La couleur de l’espoir, Susan Madison

Traduit de l’anglais par Régina Langer

J’aime beaucoup (j’adore) constater combien les livres ont la capacité de voyager. Ce titre m’a été prêté par une collègue alors qu’elle l’avait elle-même récupéré dans la boîte à livres d’une salle d’attente… Elle me l’a prêté car il est question d’adolescents dans ce roman, et que c’est un sujet de conversation récurrent entre nous. Je ne m’attendais cependant pas à pleurer avec cette lecture comme une madeleine… Les Connelly passent comme à leur habitude les vacances d’été dans leur maison de Nouvelle-Angleterre. Ruth, la mère, est avocate d’affaires à Boston, et elle profite de cette période pour continuer à entretenir des relations fructueuses avec ses riches voisins, dans un cadre pour autant plus détendu. Mais Josie, la fille de Ruth et Paul, qui a tout juste 16 ans, ne veut pas participer à ce qu’elle réprouve de plus en plus.

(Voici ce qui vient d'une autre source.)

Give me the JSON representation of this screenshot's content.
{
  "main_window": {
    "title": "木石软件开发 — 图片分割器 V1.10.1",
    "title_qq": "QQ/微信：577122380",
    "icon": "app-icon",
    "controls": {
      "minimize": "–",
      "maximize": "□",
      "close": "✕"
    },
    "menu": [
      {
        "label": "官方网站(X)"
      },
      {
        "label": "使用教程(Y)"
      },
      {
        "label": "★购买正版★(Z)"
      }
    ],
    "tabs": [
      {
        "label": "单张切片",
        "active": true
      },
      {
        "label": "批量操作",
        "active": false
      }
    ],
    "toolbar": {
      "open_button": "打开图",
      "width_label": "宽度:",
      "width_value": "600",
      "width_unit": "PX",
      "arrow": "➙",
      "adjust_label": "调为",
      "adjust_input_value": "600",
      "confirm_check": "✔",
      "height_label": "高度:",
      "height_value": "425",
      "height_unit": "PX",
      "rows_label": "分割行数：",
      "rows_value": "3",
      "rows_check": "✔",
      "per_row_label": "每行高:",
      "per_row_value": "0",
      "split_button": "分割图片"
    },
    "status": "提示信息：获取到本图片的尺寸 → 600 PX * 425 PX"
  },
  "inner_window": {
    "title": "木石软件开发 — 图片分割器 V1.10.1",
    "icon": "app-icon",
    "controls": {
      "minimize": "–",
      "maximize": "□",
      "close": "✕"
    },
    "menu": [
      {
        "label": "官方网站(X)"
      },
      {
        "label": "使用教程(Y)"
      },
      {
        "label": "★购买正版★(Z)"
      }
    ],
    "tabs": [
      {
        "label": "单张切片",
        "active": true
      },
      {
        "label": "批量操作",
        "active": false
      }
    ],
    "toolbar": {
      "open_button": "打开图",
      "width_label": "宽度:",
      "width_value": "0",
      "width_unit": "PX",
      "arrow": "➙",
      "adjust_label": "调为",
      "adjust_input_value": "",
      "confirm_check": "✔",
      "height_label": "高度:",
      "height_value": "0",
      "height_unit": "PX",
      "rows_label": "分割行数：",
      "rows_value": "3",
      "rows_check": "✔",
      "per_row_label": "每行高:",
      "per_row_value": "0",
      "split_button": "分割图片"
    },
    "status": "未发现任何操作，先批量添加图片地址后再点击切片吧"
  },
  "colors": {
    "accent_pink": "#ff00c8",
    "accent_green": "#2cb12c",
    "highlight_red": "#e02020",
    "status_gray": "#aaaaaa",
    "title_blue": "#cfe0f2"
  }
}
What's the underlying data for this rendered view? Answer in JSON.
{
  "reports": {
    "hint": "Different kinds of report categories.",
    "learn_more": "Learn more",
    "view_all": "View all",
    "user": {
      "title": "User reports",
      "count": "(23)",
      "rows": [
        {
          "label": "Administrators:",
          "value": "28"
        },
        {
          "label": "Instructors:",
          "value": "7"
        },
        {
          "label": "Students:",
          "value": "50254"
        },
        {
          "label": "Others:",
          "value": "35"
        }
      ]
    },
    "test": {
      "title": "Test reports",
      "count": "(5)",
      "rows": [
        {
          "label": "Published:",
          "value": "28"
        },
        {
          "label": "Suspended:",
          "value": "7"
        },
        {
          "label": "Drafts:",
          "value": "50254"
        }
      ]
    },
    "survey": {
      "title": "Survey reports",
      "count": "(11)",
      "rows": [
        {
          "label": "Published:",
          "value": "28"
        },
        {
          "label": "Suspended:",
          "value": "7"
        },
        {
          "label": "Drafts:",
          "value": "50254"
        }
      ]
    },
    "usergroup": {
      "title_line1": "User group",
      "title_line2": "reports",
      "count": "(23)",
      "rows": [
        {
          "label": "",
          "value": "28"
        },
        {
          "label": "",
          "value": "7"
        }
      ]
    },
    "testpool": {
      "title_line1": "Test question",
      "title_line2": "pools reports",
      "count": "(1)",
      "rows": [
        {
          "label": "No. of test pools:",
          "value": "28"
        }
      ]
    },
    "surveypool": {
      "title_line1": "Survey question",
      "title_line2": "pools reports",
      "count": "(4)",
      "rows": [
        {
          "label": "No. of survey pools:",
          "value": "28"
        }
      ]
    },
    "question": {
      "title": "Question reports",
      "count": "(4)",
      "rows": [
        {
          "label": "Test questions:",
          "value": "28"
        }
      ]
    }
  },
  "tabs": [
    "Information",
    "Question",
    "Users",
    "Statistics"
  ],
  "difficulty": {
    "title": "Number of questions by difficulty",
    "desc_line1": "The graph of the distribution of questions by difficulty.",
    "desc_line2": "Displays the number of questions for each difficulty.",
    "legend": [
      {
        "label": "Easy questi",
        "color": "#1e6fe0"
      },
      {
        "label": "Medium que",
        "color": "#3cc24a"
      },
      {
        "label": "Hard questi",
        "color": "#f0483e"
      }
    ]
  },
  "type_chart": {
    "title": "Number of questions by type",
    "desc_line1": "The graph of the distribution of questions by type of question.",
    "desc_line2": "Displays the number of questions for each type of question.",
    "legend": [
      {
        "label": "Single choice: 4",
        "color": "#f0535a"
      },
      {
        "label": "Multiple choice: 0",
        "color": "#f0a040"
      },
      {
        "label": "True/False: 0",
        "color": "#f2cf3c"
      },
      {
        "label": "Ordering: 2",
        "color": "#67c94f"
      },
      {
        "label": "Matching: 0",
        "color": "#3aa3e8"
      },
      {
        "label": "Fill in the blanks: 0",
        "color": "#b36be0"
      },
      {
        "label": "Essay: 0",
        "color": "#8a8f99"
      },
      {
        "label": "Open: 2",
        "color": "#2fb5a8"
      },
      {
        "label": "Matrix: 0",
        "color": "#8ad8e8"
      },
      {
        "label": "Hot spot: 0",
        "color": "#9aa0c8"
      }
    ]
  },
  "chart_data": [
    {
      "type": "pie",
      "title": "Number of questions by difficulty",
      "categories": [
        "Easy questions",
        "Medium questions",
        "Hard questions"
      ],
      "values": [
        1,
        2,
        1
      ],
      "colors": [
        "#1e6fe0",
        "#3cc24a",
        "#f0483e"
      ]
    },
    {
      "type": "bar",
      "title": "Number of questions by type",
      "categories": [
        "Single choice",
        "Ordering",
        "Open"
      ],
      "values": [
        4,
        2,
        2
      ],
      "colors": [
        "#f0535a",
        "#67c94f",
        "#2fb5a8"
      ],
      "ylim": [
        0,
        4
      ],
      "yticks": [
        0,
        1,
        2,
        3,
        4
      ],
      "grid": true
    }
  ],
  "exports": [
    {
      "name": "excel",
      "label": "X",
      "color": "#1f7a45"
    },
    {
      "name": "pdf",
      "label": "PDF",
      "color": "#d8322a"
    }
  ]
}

Exaltée, ayant la volonté de continuer dans la peinture, où elle excelle, la jeune fille n’a de cesse de se disputer violemment avec sa mère et de remettre en question leur mode de vie. William, son jeune frère, fête son anniversaire. Toute la famille fait l’effort de se réunir ce jour-là pour un pique-nique et prend la mer. Une violente tempête va alors faire basculer le destin des Connelly dans le drame. Josie disparaît en pleine mer et reste introuvable. Chacun va ensuite devoir survivre chaotiquement avec son chagrin et sa culpabilité en bandoulière. Le couple ne tiendra pas, mais Ruth et Paul devront faire face à encore bien d’autres épreuves et se soutenir malgré tout… Je m’attendais avec ce titre à partir dans une lecture légère, et même facile, mais même si certaines émotions semblent un peu surfaites, même si Ruth est souvent profondément agaçante, et même si le roman souffre de quelques longueurs, j’ai beaucoup aimé ce portrait de femme qui lâche prise avec difficulté. Ruth se bat en effet tout au long du roman contre l’émotion, refusant de réouvrir la maison familiale, continuant à travailler avec acharnement, jusqu’à ce que les digues craquent de toutes parts et que l’évidence d’un changement de vie s’impose. De plus, il faut être honnête, elle vit en une vie tout ce que les parents redoutent au plus haut point, qu’il arrive quelque chose de grave à leurs enfants, et mon petit coeur de maman en a été sans surprise chamboulé.

Ce roman est sorti en format poche chez Pocket.